Ce document, qui porte le numéro 40 dans la collection Holland,
emporte la décision royale. Le duc de Lerma a gagné : 500 000
personnes - hommes, femmes et enfants, seront déportées avec, au
moins, 75 % de " pertes ". Tous les biens de ces malheureux iront
enrichir le duc de Lerma et ses partisans. A lui seul, le duc
possède désormais une fortune très supérieure aux réserves du
Conseil du Trésor, qui de toute façon lui appartient aussi.
A cette époque, l'Espagne, qui détient l'hégémonie militaire et
politique en Europe, compte huit millions d'habitants, ce qui permet
de mesurer l'une des principales raisons de sa décadence postérieure
et de sa ruine : dans des régions entières les cultures sont
abandonnées et tombent en friche. Les corps de métier les plus
prospères disparaissent : les transporteurs, les corporations de
maçons, les grands éleveurs de chevaux et de mulets, les
constructeurs de réseaux hydrauliques pour l'irrigation, les
maraîchers étaient morisques... Ajoutée à l'inflation galopante du
XVIe siècle, aux épidémies, à la corruption de l'administration, à
l'incurie et à la rapacité du duc de Lerma, et aux guerres
incessantes, cette situation plonge l'Espagne dans la période la
plus sombre de son histoire.
Depuis qu'elle a signé les accords de Schengen, l'Espagne
contemporaine est devenue la gardienne du Sud-Ouest européen. Sa
garde civile surveille les côtes de l'Andalousie pour empêcher
l'immigration économique des Maghrébins. A l'instar des odieux
capitaines qui transportaient les morisques vers Oran, mais les "
débarquaient " en pleine mer pour gagner du temps et de l'argent,
les capitaines actuels transportent régulièrement des immigrés entre
le Rif et l'Andalousie, et les débarquent parfois en pleine nuit
assez loin des côtes andalouses où ils se noient. Ceux qui ont,
malgré tout, la chance d'atteindre la côte sont arrêtés et refoulés
menottes aux poings par la garde civile (3).
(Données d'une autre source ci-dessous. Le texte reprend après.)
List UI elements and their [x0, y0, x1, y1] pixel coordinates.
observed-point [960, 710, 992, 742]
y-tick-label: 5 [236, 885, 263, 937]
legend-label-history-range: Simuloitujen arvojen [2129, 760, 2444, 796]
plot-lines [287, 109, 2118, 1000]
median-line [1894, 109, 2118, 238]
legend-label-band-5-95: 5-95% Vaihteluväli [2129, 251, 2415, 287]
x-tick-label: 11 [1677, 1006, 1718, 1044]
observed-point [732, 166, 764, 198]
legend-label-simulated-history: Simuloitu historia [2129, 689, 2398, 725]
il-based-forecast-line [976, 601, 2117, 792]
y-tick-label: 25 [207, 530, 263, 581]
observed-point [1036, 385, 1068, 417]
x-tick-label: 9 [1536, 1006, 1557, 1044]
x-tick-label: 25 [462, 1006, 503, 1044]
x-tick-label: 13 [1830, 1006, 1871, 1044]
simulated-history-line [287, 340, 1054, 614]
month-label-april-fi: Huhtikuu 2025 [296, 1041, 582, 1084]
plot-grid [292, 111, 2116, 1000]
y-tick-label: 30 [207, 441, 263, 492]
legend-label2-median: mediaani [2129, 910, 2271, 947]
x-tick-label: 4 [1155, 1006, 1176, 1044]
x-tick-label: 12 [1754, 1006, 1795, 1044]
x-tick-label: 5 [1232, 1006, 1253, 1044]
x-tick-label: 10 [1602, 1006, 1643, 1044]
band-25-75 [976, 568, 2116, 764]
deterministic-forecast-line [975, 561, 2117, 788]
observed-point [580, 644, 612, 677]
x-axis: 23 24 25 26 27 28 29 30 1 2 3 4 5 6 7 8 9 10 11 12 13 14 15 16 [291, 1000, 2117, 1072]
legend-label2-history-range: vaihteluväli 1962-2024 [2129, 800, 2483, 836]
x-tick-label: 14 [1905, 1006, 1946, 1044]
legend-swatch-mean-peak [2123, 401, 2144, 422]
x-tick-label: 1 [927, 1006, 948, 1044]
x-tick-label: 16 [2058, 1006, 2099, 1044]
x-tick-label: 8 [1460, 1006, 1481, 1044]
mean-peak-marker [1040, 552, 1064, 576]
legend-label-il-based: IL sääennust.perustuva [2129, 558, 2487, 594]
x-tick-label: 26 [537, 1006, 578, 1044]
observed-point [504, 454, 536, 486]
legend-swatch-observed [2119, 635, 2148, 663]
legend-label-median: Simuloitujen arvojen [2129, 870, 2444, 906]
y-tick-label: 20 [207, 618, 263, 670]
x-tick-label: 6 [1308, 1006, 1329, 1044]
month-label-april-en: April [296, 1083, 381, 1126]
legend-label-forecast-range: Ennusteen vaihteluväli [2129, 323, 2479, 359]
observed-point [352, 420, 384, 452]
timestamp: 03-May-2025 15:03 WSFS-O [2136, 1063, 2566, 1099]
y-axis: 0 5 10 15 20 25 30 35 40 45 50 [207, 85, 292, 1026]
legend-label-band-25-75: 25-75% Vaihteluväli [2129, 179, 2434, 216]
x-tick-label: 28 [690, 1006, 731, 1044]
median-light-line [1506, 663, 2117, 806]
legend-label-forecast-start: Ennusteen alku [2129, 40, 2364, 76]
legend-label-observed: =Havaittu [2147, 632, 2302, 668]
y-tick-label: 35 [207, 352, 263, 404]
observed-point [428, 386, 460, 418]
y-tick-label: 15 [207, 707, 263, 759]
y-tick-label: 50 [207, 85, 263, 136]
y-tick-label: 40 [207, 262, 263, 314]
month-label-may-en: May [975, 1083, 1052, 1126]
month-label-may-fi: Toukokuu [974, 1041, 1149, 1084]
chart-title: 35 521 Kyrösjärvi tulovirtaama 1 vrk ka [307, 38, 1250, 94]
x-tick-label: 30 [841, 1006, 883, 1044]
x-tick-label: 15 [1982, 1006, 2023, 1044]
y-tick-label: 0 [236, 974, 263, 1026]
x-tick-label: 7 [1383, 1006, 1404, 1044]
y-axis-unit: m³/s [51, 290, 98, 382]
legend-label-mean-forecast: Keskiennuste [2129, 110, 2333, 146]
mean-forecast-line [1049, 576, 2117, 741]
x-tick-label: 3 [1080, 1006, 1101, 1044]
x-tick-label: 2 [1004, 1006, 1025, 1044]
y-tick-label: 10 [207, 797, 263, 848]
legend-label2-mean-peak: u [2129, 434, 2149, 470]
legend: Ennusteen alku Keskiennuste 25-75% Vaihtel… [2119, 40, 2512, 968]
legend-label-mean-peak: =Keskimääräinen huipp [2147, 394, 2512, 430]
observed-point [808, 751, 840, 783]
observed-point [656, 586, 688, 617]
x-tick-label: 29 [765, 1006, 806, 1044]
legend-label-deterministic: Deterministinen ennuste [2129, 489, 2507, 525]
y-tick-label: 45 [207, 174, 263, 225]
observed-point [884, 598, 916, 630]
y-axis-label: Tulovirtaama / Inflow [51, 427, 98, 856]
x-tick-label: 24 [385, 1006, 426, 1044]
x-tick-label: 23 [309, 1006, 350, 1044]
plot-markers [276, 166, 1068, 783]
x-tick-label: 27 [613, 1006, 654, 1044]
Le racisme contre les gitans, dernière minorité clairement
constituée et différenciée, devient sporadiquement violent. Mais
l'Espagne n'est pas seule en cause, et les mesures de " nettoyage
ethnique " entreprises, de 1992 à 1995, par les nationalistes serbes
et croates contre les Musulmans en Bosnie nous ont rappelé
tragiquement que l'Etat raciste n'appartient pas à un passé révolu.
(1) Antonio Pérez, ministre de Philippe II.
(2) Xavier Vallat dirigea le Commissariat général aux questions
juives (CGQJ) entre le 29 mars 1941 et le 19 mars 1942. Cf. Michael
R. Marrus et Robert 0. Paxton : Vichy et les juifs, Calmann-Lévy,
Paris, 1981.
(3) Lire Maurice Lemoine, " Les naufragés de la migration vers le
Nord ", Le Monde diplomatique, décembre 1992.